A thick, nutty soup made from ground melon seeds, leafy greens, and assorted meats — served with fufu or pounded yam.

Prep: 20 mins
Cook: 45 mins
Difficulty: Medium
Servings: 6
Must Try!

Ingredients

  • •Ground egusi (melon seeds)
  • •Palm oil
  • •Onions
  • •Tomatoes
  • •Scotch bonnet
  • •Spinach or bitter leaf
  • •Assorted meat (beef, tripe, stockfish)
  • •Crayfish
  • •Locust beans (iru)
  • •Seasoning cubes
  • •Salt

Instructions

1

Cook the meats

Season and cook assorted meats with onions and seasoning until tender. Reserve the stock.

2

Fry egusi

Heat palm oil in a pot and fry ground egusi with onions, stirring constantly to prevent burning, until it clumps into small balls.

3

Add base

Add blended tomatoes, scotch bonnet, crayfish, and locust beans. Stir and cook for 10 minutes.

4

Add stock and meat

Pour in the reserved meat stock, add the cooked meats. Simmer on medium heat for 15 minutes.

5

Add greens

Stir in washed, shredded leafy greens. Cook for 5 more minutes. Adjust seasoning.
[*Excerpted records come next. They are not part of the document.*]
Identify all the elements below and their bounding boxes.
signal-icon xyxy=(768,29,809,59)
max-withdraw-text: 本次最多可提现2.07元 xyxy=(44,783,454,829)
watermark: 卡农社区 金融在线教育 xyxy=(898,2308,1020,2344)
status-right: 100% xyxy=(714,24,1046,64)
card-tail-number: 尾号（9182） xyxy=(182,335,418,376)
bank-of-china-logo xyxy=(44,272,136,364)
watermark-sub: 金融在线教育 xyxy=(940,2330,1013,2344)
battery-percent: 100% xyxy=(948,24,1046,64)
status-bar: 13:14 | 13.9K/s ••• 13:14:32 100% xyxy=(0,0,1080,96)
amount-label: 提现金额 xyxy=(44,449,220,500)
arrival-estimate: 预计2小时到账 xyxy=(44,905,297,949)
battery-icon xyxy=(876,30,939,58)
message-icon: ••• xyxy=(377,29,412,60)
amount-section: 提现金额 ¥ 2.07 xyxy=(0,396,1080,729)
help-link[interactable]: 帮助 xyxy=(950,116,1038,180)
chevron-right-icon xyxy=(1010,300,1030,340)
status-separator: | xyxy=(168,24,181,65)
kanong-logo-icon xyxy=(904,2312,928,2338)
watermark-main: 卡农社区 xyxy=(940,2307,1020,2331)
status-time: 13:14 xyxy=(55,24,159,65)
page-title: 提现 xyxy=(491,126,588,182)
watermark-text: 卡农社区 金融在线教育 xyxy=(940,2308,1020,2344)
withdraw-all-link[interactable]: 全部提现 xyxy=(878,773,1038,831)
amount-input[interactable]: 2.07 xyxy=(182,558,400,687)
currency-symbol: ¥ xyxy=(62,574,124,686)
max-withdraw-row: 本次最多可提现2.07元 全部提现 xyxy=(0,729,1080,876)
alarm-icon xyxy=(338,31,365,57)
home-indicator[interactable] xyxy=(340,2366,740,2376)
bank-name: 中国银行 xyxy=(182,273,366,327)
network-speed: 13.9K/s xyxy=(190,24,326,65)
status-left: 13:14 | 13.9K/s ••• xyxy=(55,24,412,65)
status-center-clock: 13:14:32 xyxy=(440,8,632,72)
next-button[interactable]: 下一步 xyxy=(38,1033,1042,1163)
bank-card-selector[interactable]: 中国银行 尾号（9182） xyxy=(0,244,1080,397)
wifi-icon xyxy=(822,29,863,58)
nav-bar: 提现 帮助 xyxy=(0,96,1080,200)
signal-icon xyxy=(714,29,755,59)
Egusi Soup is arguably Nigeria's most beloved soup, eaten across all regions and ethnic groups — Yoruba, Igbo, Hausa — each with their own variation. The star ingredient is egusi: the dried, ground seeds of the melon plant (Citrullus lanatus). When fried in palm oil, they develop a rich, nutty depth that forms the backbone of the soup.

There are two main schools of cooking egusi: the frying method (roasting the egusi in oil first, which gives a firmer, more granular texture) and the boiling method (adding egusi directly to liquid, which creates a creamier consistency). Most Nigerian cooks strongly prefer their family's method and will defend it passionately. The soup is always enriched with protein — stockfish, smoked fish, goat meat, cow skin (ponmo), and tripe are common additions.

Egusi Soup is always served as a swallow accompaniment — eaten alongside pounded yam, eba (garri), semovita, or fufu. The eating technique involves pinching off a small ball of the swallow, making an indentation with the thumb, and using it to scoop the soup. Cutlery is rarely used.